MADRID, 29 (SERVIMEDIA)



Su oficio es consultor social, y aunque hace seis días que le han hecho abuelo, su energía vital es de la generosidad de un joven y la dirige a su compromiso social tanto en el plano profesional como en el personal. Director de Creixer, una asociación de cooperación entre entidades sociales, también es patrón de varias fundaciones y ha colaborado en el diseño de nuevas políticas sociales. Admite que de voluntario social se lo pasa aún mejor. Hoy nos habla del espacio sociosanitario y si algo tiene claro es que deberíamos definir objetivos en relación a la salud de las personas, a la calidad de vida de las personas, no objetivos en relación al sistema sanitario.

¿Sigue como fecha de aprobación definitiva del espacio sociosanitario el primer trimestre de 2015?
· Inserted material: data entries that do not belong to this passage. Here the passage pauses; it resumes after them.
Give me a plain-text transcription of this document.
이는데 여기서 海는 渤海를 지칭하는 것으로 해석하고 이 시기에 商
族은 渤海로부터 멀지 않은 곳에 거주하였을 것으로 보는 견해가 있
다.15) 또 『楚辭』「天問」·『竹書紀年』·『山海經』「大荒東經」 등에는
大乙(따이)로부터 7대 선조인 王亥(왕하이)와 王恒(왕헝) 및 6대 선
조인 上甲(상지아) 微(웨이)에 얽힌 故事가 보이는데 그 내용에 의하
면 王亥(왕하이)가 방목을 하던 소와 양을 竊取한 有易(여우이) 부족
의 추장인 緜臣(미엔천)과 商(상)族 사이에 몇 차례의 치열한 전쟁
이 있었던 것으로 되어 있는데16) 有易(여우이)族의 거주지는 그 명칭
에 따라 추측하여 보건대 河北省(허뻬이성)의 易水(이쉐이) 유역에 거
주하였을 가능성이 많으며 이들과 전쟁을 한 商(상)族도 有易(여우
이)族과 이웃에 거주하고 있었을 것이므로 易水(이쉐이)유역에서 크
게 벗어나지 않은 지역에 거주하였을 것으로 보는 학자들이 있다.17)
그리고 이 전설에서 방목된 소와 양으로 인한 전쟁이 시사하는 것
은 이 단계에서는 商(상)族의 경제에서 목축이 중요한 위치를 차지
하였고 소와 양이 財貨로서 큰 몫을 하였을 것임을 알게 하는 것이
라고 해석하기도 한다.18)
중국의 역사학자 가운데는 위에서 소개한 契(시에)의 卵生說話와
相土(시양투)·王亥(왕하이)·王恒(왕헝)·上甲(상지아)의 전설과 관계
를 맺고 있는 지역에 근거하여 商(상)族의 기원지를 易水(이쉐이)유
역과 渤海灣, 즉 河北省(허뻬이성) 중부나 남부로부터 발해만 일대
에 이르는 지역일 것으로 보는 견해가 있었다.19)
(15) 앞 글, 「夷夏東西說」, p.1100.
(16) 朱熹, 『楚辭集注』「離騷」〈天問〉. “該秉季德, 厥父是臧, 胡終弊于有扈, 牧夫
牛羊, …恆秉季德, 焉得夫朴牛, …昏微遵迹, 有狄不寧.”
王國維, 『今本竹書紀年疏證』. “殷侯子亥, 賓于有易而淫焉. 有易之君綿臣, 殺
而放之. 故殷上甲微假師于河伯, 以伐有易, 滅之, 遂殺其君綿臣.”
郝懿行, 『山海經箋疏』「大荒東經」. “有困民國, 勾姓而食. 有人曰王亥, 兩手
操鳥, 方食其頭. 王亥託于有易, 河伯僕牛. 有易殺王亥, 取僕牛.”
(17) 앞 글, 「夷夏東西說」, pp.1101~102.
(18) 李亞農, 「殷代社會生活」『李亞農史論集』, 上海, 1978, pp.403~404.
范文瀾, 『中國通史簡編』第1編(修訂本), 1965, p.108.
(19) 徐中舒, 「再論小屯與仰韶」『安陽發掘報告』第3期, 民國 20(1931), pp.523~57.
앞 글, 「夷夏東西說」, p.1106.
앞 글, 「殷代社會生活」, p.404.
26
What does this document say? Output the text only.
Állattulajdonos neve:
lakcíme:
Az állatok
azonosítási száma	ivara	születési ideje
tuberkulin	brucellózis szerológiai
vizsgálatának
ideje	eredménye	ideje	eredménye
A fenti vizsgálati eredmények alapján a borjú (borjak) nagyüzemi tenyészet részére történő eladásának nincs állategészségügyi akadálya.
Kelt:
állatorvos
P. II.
Así lo anunciaron los responsables del Ministerio cuando asistieron a unas jornadas organizadas por el Cermi hace ahora algo más de un año. Pero no tengo la información o la seguridad de que se vayan cumplir esos plazos. Estuvieron invitados varios responsables del Ministerio y, entre ellos, el director general del Imserso. En su hoja de ruta o en su planteamiento de trabajo nos comunicaron que, efectivamente, su pretensión era tener este acuerdo cerrado antes del final de la legislatura.



¿A cuándo se remonta la reforma del espacio sociosanitario?

Podríamos remontarnos a 1991 e incluso, por remontarnos, hasta la prehistoria (sonríe), a 1986. Las primeras iniciativas se realizaron en los años 80, pero el primer trabajo que hace el Gobierno de España para poder sacar adelante un espacio sociosanitario se hizo a principios de los 90.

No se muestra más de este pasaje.